Following an “unseasonably cold spring,” significant snowmelt in April, and a series of significant rainfall and thunderstorms events in May, an overland flood warning was issued for most of southern Manitoba by the provincial government Monday. But brokers are wrestling with the fact that their higher-risk clients who most need the coverage aren’t likely covered for overland flood.

“This coverage is relatively new to the province and is not universally accessible,” Insurance Brokers Association of Manitoba CEO Grant Wainikka says in an email statement. “As expected, those at the highest risk for overland water losses often don’t qualify for coverage. I have not seen numbers on the uptake of overland coverage in our province, but my sense is that we’ll see many more clients discussing this with their broker in the near future.”  
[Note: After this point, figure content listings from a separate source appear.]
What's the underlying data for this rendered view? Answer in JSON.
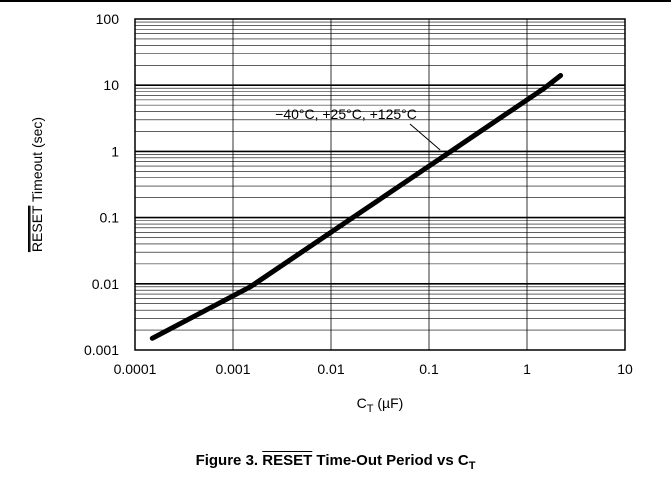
{
  "chart_data": {
    "type": "line",
    "xscale": "log",
    "yscale": "log",
    "xlim": [
      0.0001,
      10
    ],
    "ylim": [
      0.001,
      100
    ],
    "x_ticks": [
      "0.0001",
      "0.001",
      "0.01",
      "0.1",
      "1",
      "10"
    ],
    "y_ticks": [
      "100",
      "10",
      "1",
      "0.1",
      "0.01",
      "0.001"
    ],
    "xlabel": {
      "base": "C",
      "subscript": "T",
      "unit": " (µF)"
    },
    "ylabel": {
      "overlined": "RESET",
      "rest": " Timeout (sec)"
    },
    "grid": true,
    "series": [
      {
        "x": [
          0.00015,
          0.0015,
          0.015,
          0.15,
          1.5,
          2.2
        ],
        "y": [
          0.0015,
          0.009,
          0.09,
          0.9,
          9,
          14
        ]
      }
    ],
    "annotation": {
      "text": "−40°C, +25°C, +125°C",
      "x": 0.13,
      "y": 1.05
    }
  },
  "caption": {
    "prefix": "Figure 3.  ",
    "overlined": "RESET",
    "middle": " Time-Out Period vs C",
    "subscript": "T"
  }
}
Across Canada, only about half of policyholders have added on this form of coverage to their policy, IBC’s director of consumer and industry relations, Rob de Pruis previously told Canadian Underwriter. 

Of relevance to brokers, a recent survey by rate aggregator found 30% of Canadian homeowners were unaware that coverages like overland flood are add-ons to a standard home insurance policy. Only 9% added overland flood coverage to their policies last year. 

According to LowestRates, 29% of respondents considered add-on insurance but did not add it, 21% added on internal water damage (sewer back-up), 8% added earthquake damage coverage and 4% inquired about add-on insurance for flood or earthquake but were declined. 

Residential overland flood coverage is relatively new to the marketplace and only became available in 2015, spurred by the Calgary floods of 2013.  

While some Manitoban communities are “better prepared” for flooding, with ring dykes and drainage systems, Wainikka says current losses will likely be significant.  

“Brokerages are dealing with wet and flooded basements, sewer back-up and now wind damage in urban areas. Many cottage owners are experiencing soil erosion, and losses to boathouses and docks,” Wainikka says. “Water levels in cottage country, including in Whiteshell [Provincial Park], are at historical highs. Some roads have been washed-out so there will likely be consequences on municipalities and governments in their eventual repair as well.”  

Flooded acreages, which have delayed spring planting in rural areas, overland flooding claims and roof claims were also reported by consumers, adjusters told Canadian Underwriter on Tuesday. 

“Brokerages are busy and helping their clients understand their coverages and assisting with a multitude of claims. We’re hoping for a dry couple of weeks. Manitobans are a hardy bunch and we will get through this,” says Wainikka.